Keeping all of that in perspective, the stage is set for a movement, provided that measures are taken to preven the exporting of electronic waste to under regulated countries. 13 new e-waste recycling centers have been opened in the United States recently and there are a number of services (in larger populated areas) that may offer pick-ups or nearby dropoffs. It is important to do your research first. Some of these 'services' are a disguise for improper disposal, with companies like Target being accused of not knowing where their 'recycling drive' ewaste is going.
It is important that the public grows a conscience in order to properly dispose of these materials on an individual and corporate level. Here is a good place to start for recycling.
Digging further it can be said that consumers are fully aware of the parameters that have been set. A reaction to job losses and pay cuts people have reduced their spending on new items. Compounded with that is an overall eco-minded general public, who has spent a ton of money the latest gadgets over the past 20 years, along with a quickly growing DIY repair resources base to compliment services and it's easy to see that there is a real market on all levels.
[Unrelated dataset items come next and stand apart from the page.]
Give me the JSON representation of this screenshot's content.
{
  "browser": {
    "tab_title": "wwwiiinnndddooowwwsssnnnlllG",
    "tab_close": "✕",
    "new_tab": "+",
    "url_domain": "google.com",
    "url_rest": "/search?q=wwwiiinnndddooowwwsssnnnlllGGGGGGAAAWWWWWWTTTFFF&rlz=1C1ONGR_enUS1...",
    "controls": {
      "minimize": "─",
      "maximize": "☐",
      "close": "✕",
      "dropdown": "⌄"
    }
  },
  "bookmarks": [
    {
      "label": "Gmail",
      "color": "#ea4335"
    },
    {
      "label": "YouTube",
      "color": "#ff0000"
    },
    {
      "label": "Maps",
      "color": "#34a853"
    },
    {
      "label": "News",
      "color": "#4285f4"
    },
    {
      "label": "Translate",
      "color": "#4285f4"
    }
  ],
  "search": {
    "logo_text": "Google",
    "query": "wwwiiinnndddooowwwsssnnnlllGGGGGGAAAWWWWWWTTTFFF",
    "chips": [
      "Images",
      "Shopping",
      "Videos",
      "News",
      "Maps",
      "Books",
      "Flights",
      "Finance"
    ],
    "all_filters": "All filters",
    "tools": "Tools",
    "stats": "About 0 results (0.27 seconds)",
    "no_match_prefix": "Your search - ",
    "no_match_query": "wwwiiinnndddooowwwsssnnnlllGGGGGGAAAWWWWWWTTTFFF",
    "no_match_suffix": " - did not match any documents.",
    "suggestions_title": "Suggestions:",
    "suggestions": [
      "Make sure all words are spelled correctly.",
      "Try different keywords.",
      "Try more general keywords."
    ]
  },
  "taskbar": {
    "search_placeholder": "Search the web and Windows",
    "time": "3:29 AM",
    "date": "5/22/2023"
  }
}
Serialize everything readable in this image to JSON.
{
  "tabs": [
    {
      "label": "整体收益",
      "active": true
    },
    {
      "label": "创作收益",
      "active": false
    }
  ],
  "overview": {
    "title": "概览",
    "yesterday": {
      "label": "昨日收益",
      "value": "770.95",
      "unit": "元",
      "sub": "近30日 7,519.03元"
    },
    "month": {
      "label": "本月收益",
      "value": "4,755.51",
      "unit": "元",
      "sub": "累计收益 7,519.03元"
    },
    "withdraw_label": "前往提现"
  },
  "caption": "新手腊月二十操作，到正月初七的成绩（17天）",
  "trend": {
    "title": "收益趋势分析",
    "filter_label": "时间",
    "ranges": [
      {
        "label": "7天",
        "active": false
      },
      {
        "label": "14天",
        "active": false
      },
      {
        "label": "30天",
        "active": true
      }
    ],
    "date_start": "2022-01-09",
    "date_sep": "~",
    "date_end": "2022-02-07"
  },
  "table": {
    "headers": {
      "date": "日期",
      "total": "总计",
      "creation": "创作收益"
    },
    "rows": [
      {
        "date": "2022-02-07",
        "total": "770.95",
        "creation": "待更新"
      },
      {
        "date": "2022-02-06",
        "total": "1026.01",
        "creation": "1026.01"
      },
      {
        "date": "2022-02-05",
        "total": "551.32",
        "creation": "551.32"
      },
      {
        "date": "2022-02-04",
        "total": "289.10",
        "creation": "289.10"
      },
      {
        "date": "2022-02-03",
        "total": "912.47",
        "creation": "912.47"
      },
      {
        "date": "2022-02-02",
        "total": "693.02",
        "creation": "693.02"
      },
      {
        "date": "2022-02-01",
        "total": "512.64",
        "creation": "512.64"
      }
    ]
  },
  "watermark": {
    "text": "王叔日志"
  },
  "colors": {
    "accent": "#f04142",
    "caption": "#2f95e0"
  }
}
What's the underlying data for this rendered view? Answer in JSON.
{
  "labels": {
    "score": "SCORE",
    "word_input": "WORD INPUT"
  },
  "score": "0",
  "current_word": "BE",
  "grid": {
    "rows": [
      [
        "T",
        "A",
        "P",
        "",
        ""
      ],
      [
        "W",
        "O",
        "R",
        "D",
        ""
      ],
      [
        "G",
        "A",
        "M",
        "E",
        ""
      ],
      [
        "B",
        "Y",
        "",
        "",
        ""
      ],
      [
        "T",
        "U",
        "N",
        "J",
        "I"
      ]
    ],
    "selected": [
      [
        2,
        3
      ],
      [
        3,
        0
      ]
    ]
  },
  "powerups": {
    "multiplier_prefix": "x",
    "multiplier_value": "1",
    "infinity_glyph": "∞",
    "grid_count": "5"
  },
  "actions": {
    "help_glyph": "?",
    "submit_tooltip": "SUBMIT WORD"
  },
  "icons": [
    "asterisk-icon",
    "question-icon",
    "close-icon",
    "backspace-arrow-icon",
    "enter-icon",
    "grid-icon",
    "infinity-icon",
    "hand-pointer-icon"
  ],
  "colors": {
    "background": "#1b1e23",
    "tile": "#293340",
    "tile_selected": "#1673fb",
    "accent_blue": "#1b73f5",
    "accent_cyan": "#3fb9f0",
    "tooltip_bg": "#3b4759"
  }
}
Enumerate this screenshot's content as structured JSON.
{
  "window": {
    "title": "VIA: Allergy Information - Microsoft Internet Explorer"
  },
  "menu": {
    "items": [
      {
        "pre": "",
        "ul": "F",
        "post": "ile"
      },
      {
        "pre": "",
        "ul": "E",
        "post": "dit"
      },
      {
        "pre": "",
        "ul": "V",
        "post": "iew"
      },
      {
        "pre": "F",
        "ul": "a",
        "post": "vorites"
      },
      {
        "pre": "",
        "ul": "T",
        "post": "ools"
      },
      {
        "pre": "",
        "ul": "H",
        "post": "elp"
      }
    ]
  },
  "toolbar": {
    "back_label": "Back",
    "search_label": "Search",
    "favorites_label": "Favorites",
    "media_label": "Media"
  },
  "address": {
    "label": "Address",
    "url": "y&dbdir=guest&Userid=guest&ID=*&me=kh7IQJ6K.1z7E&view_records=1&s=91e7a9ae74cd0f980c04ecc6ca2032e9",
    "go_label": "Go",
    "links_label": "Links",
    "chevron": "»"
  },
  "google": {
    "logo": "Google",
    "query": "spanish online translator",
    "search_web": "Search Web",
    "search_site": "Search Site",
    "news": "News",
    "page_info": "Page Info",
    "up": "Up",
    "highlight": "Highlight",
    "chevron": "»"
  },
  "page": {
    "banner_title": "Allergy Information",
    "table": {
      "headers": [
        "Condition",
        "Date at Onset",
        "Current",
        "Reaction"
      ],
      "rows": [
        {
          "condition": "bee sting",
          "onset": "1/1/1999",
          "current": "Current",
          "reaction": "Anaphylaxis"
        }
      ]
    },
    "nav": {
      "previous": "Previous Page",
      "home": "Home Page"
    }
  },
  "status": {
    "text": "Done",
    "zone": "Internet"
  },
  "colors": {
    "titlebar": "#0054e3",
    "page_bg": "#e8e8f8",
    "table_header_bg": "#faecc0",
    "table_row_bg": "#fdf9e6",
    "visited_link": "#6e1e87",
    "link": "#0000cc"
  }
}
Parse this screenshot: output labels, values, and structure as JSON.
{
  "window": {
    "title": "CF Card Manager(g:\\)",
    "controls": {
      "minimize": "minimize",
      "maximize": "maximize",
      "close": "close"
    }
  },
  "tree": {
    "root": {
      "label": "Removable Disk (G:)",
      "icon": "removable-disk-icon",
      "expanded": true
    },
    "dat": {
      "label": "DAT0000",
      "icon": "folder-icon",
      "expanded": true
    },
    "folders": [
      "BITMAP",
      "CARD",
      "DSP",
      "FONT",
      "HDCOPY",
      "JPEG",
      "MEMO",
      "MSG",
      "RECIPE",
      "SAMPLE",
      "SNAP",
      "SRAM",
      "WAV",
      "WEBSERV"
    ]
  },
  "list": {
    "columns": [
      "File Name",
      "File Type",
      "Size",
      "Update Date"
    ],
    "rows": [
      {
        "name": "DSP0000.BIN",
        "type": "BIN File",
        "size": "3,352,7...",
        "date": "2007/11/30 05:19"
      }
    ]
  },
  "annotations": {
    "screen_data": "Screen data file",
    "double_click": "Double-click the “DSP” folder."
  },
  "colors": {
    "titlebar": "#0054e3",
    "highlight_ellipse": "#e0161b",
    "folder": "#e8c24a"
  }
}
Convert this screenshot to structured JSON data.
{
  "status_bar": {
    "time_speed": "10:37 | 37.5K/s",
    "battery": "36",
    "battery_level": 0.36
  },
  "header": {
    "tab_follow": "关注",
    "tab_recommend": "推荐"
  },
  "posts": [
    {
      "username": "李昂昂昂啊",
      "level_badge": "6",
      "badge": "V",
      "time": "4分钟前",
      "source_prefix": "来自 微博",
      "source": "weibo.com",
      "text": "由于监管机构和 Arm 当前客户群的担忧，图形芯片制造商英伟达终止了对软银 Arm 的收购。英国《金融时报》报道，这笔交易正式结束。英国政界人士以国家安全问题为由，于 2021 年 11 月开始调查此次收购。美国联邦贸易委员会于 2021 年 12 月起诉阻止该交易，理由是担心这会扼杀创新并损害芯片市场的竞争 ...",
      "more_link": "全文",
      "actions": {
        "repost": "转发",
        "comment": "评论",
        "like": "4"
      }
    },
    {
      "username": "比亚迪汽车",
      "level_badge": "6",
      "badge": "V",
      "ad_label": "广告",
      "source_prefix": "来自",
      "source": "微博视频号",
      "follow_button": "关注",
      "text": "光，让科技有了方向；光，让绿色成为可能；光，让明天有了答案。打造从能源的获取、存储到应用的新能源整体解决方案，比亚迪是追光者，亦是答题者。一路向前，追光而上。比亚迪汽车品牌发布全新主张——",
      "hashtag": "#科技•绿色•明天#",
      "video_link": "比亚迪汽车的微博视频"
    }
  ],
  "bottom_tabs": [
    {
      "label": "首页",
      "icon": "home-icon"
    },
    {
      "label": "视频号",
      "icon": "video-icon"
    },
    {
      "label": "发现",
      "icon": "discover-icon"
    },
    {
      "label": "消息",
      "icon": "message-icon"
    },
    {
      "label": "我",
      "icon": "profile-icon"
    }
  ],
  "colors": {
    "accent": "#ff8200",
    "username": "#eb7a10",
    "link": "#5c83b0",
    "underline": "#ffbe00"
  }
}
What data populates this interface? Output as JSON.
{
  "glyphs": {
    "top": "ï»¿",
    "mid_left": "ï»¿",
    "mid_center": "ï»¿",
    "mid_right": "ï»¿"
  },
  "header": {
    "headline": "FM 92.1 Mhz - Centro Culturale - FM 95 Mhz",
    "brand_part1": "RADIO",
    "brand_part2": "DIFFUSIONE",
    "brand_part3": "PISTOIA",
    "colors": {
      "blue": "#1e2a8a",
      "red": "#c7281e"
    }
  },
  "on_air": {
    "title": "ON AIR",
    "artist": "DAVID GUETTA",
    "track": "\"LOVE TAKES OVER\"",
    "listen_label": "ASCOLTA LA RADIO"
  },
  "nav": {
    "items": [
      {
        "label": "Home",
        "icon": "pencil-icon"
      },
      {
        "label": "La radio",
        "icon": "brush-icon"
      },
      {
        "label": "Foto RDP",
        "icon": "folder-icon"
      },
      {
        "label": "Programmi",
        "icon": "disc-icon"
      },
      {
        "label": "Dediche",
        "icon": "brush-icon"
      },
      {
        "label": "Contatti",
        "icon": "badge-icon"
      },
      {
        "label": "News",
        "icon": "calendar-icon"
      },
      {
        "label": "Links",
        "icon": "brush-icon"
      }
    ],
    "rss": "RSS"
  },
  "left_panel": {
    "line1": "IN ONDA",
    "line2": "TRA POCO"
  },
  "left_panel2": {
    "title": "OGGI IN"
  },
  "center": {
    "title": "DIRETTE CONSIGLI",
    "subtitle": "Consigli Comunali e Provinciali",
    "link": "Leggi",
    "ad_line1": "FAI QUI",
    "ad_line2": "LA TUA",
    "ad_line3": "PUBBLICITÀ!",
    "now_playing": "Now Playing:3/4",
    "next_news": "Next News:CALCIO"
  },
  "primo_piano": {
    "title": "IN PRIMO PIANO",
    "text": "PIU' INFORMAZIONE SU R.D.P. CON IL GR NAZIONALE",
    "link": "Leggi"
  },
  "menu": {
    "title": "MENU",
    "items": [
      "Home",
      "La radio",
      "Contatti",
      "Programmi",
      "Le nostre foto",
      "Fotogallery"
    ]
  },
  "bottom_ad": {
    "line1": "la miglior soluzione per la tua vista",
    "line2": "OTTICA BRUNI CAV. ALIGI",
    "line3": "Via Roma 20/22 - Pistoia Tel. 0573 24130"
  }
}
The more popular the device, the more information you can find for repairs. On the cell phone end of thing iPhone repair is a well documented issue. If the information war is any indication, Apple is doing very well.Blackberry's are firmly established online as well, along with a bunch of other models. Repair services at every level are rapidly growing though, right along with a proactive role from users to preserve their purchases and as a result, value there electronics.
DIY Information is searchable for many products and repair services are forming to generate profitable options for those looking for local repairs or those wanting a local business to walk into.